I agree, have a waterproof pack
Better than fiddling with cover or liner
Silnylon works, but you have to coat the 1.4 ounce version of silnylon with diluted silicone or the equivalent. This may loose it's effectiveness at some point – like 100 trips and 1000 miles.
> I bet after 2-3K miles, even "traditional" backpacks will show significant battle scars.
Agree.
But there is a difference between life span and battle scars. Somewhere in my garage is a old Kelty D4 that has 1,000s of miles on it, not to mention ape-handling by airlines. This pack once survived a fall of several hundred feet down a rocky slope I could not navigate wearing the pack. I was lowering it to a ledge with a rope and the knot came undone. No damage done. A cuben pack would have been ripped to shreds. I can still use this pack. I also have a monstrosity of a pack, an external frame Kelty Serac, that has a ton of miles on it too. It looks almost new, except a couple of the nylon gear tie patches have disintegrated with age.
Here is a question: We see threads in Chaff about "saving the environment," but many of us have no qualms about purchasing "disposable" equipment, that will survive for centuries when buried in landfills. Why do we do this?
So this is why I bought a full dyneema pack last year. Not necessarily to save the environment, but to last. Last year I had to replace a GG Mumur because it got ripped up going cross country. Nothing wrong with the construction, but the material was not up to the conditions, which I knew. But I needed to take a short-cut to my destination. Why should we own so many packs, each of which determines where and when we can go?
Warning: Thread drift…
"So this is why I bought a full dyneema pack last year. Not necessarily to save the environment, but to last."
Actually, methinks it is GOOD for our environment when we buy quality gear that fits our needs and will last a long time — versus some of the "deals" from the likes of Wal Mart that end up all too quickly in our landfills… Not saying that good things can't come out of Wal Mart (they can, of course) — but I am leery of those $39 six-piece luggage sets and $29 four-person tents…
Yeah that walmart stuff seems a bit sketchy, but i know people who have that sort of tent and use it 6 nights or so a year.
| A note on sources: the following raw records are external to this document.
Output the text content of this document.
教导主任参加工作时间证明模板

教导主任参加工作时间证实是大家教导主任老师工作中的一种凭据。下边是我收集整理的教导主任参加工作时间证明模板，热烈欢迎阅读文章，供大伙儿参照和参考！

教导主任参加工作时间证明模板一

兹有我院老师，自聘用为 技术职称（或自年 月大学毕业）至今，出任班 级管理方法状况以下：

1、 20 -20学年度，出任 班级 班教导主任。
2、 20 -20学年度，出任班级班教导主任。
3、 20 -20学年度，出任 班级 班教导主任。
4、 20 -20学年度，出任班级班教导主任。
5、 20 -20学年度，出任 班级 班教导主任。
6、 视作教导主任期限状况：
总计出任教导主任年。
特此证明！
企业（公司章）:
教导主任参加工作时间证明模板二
It works well for there uses.
Okay,
Back to the OP.
Pack covers often do keep a pack water proof, but in extended precipitation they usually fail for the intended purpose.
Liners do much better, if not completely water proof.
Cuben might be a water proof material for a pack, as long as it is sealed along all seams. However, cuben is not the most durable material for a back, which by design is subject to rugged use.
1.5oz cuben is really amazing stuff and I don't consider it disposable in the context of a small pack designed for UL loads. I personally think it stands up to wear and tear almost as well as 210D nylon.
I once spent a night hastily camped above treeline with my 1.5oz cuben food bag simply tied to a small bush. There were marmots everywhere in this area and in the morning it was obvious than one had spent a great deal of effort trying to chew into my delicious smelling food bag, yet no food was lost and the total damage was just one small dime sized hole and cosmetic marks elsewhere. In this context, I suspect 1.5oz cuben held up even better than 210D nylon would have. In other tests (ie. puncture) cuben may not fare quite as well as 210D nylon, but overall I would say it's much closer to 210D nylon than it is to 30-70D silnylon.
How long a cuben pack lasts seems to be directly related to how much weight you are carrying with it, because the main thing that goes seems to be the seams where the stitching or bonding eventually fails. On Zpacks they do say the life expectancy of their cuben packs is one full thru-hike, but that's in the context of much heavier thru-hiker loads which can hit 30 lbs with a full water load.
I intend to use my small frameless cuben pack as a 3 season UL pack for 1-3 night trips with total pack weights rarely exceeding 15 lbs. At maybe 20-30 trail days annually, I expect to get many years out of this pack. I don't think cuben is the ideal material for all packs, but I do think it's really well suited for small frameless packs designed for UL loads.